Она чувствовала – что? Ей не то чтобы хотелось чем-то заполнить пустоту, это было слишком просто, но образ этого дома ее не отпускал. Если бы только папа был рядом, чтобы с ним поговорить! Он хотел передать ей фотографию. Наверное, она для него что-то значила, что-то, о чем мать не хотела ей рассказывать. На обратной стороне кто-то написал старомодным почерком: «Дом на Болотах, Стиффки». Дата не указана. На фото был изображен неуклюжий асимметричный дом с крытым крыльцом посередине и щипцом сбоку, к нему шла изгибавшаяся дорожка, по обе стороны стояли темные деревья, передний план терялся в тени. Деревня на северном побережье Норфолка, это Мэлори знала, но больше ничего. Она понятия не имела, какое отношение к дому имеют – если имеют – ее родители. Она думала, они оба из Нориджа. Но их уже не спросишь.
В тумане после похорон она позвонила в агентство, занимавшееся арендой недвижимости. Вероятность того, что дом доступен, казалась ничтожной, но она не оставляла попыток, пока не нашла кого-то, кто сказал: да, он пустует, она может его снять, если ей так хочется. Сказано это было таким тоном, что затея показалась чистым безумием.
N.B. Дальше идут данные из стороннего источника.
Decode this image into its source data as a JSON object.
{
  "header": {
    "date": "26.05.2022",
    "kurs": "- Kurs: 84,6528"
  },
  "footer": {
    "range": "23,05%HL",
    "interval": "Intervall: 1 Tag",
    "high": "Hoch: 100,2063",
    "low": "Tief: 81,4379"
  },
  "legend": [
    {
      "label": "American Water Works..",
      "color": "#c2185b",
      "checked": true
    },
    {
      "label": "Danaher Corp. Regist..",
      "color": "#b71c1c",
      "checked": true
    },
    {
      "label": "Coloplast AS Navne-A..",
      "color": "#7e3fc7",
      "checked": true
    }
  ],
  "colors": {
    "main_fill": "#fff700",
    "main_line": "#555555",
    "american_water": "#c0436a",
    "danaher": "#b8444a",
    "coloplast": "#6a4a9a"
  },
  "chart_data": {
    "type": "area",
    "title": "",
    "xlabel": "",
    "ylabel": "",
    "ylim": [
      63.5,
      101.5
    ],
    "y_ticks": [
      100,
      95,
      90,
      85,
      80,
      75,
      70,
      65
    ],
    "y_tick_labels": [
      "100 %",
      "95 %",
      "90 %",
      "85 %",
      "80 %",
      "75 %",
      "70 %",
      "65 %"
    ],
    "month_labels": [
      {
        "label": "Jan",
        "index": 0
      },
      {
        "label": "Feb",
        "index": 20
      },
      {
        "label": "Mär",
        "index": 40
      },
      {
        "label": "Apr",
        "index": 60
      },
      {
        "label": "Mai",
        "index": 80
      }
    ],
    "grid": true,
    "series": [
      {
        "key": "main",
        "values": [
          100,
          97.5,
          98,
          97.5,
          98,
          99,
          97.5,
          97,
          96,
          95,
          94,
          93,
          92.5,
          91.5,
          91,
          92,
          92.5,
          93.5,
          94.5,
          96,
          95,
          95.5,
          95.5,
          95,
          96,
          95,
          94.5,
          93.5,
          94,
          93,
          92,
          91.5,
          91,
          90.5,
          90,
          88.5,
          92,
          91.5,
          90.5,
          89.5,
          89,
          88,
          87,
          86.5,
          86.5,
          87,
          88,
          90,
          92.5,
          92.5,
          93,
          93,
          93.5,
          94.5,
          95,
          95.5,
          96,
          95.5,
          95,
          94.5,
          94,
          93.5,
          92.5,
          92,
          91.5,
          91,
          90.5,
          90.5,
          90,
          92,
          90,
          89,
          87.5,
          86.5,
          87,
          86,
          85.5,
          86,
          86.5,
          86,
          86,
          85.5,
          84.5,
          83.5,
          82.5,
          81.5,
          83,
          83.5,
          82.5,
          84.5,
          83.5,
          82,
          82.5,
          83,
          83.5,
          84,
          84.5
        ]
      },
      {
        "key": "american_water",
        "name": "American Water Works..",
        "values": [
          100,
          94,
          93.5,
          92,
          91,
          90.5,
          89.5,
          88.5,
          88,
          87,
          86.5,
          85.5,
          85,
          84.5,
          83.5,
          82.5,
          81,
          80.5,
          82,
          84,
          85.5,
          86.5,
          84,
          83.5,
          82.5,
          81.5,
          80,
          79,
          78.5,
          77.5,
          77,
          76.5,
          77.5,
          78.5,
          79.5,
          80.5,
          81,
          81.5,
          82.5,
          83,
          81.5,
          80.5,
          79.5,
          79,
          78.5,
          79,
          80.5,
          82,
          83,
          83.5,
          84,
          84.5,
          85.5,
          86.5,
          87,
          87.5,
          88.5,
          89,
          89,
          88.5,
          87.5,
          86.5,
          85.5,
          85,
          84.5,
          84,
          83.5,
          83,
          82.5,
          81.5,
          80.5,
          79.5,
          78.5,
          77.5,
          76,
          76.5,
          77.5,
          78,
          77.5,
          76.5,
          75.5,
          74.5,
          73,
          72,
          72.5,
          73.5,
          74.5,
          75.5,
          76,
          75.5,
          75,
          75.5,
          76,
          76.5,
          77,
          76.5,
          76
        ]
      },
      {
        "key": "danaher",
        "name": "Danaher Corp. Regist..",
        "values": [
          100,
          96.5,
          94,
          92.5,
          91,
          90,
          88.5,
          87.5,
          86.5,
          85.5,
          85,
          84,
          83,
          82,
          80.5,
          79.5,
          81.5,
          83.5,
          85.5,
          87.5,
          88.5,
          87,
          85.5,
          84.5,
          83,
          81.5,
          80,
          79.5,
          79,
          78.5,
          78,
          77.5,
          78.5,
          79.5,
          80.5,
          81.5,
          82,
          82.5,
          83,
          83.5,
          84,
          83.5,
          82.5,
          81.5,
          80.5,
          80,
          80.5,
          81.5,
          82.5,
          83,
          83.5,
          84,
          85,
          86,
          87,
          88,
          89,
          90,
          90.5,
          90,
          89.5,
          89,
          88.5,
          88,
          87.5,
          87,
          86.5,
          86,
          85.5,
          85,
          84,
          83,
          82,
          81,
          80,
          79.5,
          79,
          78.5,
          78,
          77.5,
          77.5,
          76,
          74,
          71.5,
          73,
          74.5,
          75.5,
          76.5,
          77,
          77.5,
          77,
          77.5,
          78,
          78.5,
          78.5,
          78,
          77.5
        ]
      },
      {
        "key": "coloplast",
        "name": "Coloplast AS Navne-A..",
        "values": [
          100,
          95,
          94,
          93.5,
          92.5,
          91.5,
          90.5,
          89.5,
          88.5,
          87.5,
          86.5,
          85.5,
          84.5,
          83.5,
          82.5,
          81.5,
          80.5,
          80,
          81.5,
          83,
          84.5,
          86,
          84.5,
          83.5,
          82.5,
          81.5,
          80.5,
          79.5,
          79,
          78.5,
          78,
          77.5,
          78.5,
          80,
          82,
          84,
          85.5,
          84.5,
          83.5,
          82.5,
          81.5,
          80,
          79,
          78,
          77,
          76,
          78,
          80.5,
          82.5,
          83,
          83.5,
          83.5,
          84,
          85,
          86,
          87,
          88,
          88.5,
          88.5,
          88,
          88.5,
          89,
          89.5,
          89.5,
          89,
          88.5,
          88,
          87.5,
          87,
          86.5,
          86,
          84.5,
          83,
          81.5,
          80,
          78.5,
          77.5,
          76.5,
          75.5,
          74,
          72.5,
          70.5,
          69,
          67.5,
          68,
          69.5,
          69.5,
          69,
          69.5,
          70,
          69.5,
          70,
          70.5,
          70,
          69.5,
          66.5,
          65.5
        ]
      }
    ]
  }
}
Поначалу она собиралась просто съездить взглянуть на дом, но мысль начала оформляться и расти, пока не превратилась в ее единственное желание. Они поедут туда на Рождество. Отметят праздник как положено, по-семейному, она и Фрэнни. Ей нужно что-то делать, что-то хорошее. Подальше от грязи и сажи Лондона, от затхлого отравленного воздуха ее неудавшегося брака. Они смогут продышаться, распрямиться, побыть вместе.
Она не хотела, чтобы все вышло вот так.
На колено ей легла рука. Фрэнни. Прижимает к себе собаку. Фрэнни смотрела на мать, разбитую, заплаканную, сломленную, сидевшую посреди деревенской дороги, с такой тревогой, что Мэлори стало смешно.
– Никто не умер, – сказала она, и голос у нее в голове прошептал: «Еще как умер».
Но она притянула негнущееся тельце Фрэнни к себе и погрузила ее обратно в машину. На бормотание Фрэнни она внимания не обращала. Пока она толкала и выпихивала машину обратно на дорогу, небо сделалось густого цвета фуксии.
– Ты посмотри, какой цвет! – крикнула Мэлори.
Дом был чуть дальше по дороге. Машина свернула в проулок, и слева встали деревья, прямые и темные, как часовые. В ее воображении сквозь эти деревья сочилось солнце и она гуляла под ветвями по ярко-зеленому туннелю. Ближе к концу проулка слева стоял дом, единственный дом. Проулок шел дальше в болота. В голове у Мэлори возник образ дома, излучающего свет, приглашающего ее войти. Она подалась вперед, внезапно отчаянно захотев его увидеть.